During the four years of her mayorship, some long-term projects were completed, for example the opening of the Blanka tunnel after delays. Other Bém projects were modified, for example the megalomaniacal Pražana Opencard was replaced by the more modest “Lítačka”.
On the other hand, it was during the Krnáčs’ term as mayor that criticism began to be heard for the first time, that the development of the city had stopped and that the leadership of the metropolis had no vision. At the end of her tenure, the mayoress herself went down in history with an angry statement about “lousy Praguers” who are always complaining about something.
Another election was the answer to her actions. Five parties with very similar results got into the council.
In addition to the ODS and ANO, there were the Pirates, the stars of national politics since the previous year, when, under the extravagant chairman Ivan Bartoš, they broke into the lower house with a program combining the fight against corruption and “smart modern solutions”, which exactly hit the Prague mood of autumn 2018.
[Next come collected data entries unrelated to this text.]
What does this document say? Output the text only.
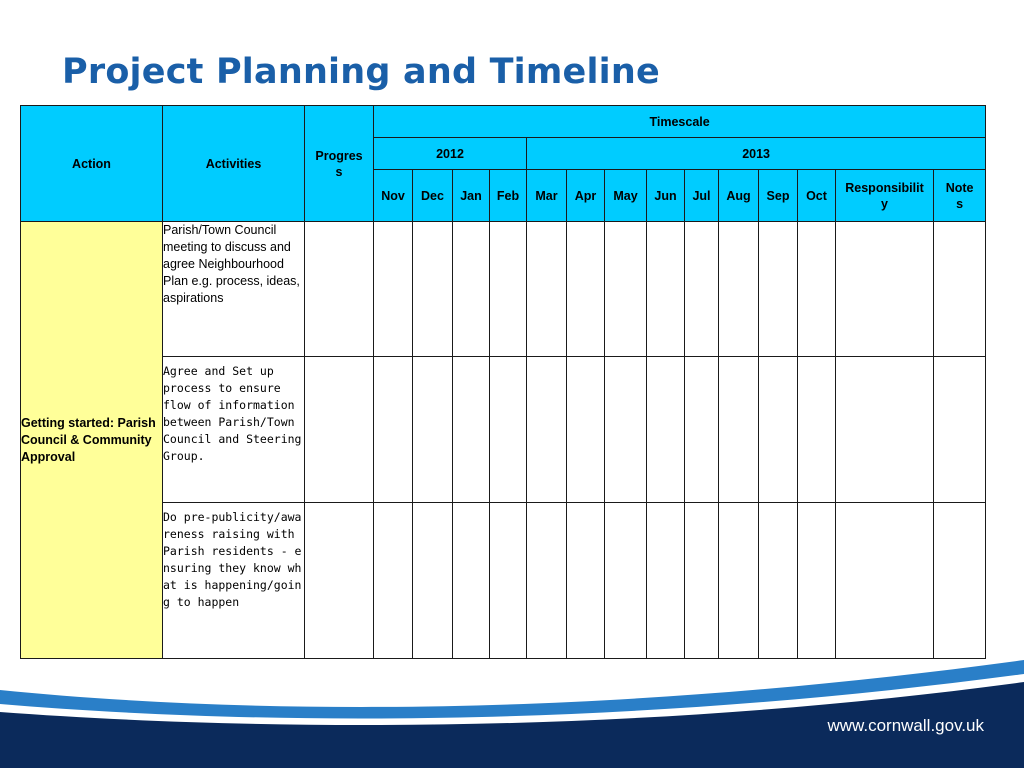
Project Planning and Timeline
Action	Activities	Progress	Timescale													
			2012				2013									
			Nov	Dec	Jan	Feb	Mar	Apr	May	Jun	Jul	Aug	Sep	Oct	Responsibility	Notes
Getting started: Parish Council & Community Approval	Parish/Town Council meeting to discuss and agree Neighbourhood Plan e.g. process, ideas, aspirations															
	Agree and Set up process to ensure flow of information between Parish/Town Council and Steering Group.															
	Do pre-publicity/awareness raising with Parish residents - ensuring they know what is happening/going to happen															
www.cornwall.gov.uk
And there was also the PRAHA SOBĚ movement, which was founded by the mayor of Prague 7, Jan Čižinský, to support a marketing-savvy group of Leten and Holešovice hipsters. This targeted very similar constituencies.
The five closing candidates of the United Forces for Prague, where in Prague the traditionally successful TOP 09 teamed up with the STAN movement and smaller strategic projects under the slogan: “Professional city management. Finally!”
Despite the victory of the ODS, the Pirates, PRAHA SOBĚ and the United Forces agreed on a coalition. Under the leadership of Mayor Zdenek Hřib, the new coalition really offered a vision. A vision of a “green” city full of cyclists, neighborhood togetherness and community gardens. The slogan became “smart city” or “smart solutions”.
Even if the Bém era is still the most popular scarecrow for the current coalition and its sympathizers, many might be surprised to learn that their ambitions and plans are of a very similar rank to those in the time of Pavel Bém.
Because the metropolis of the twenty-first century is, in short, still dealing with the same problems.
And while a few years ago, the nickname “Mazánek” was most often heard in connection with Bémy, which he was supposed to frequent in the wiretapping of businessman Janoušek, recently it has been heard more and more often that he was the “little big mayor”.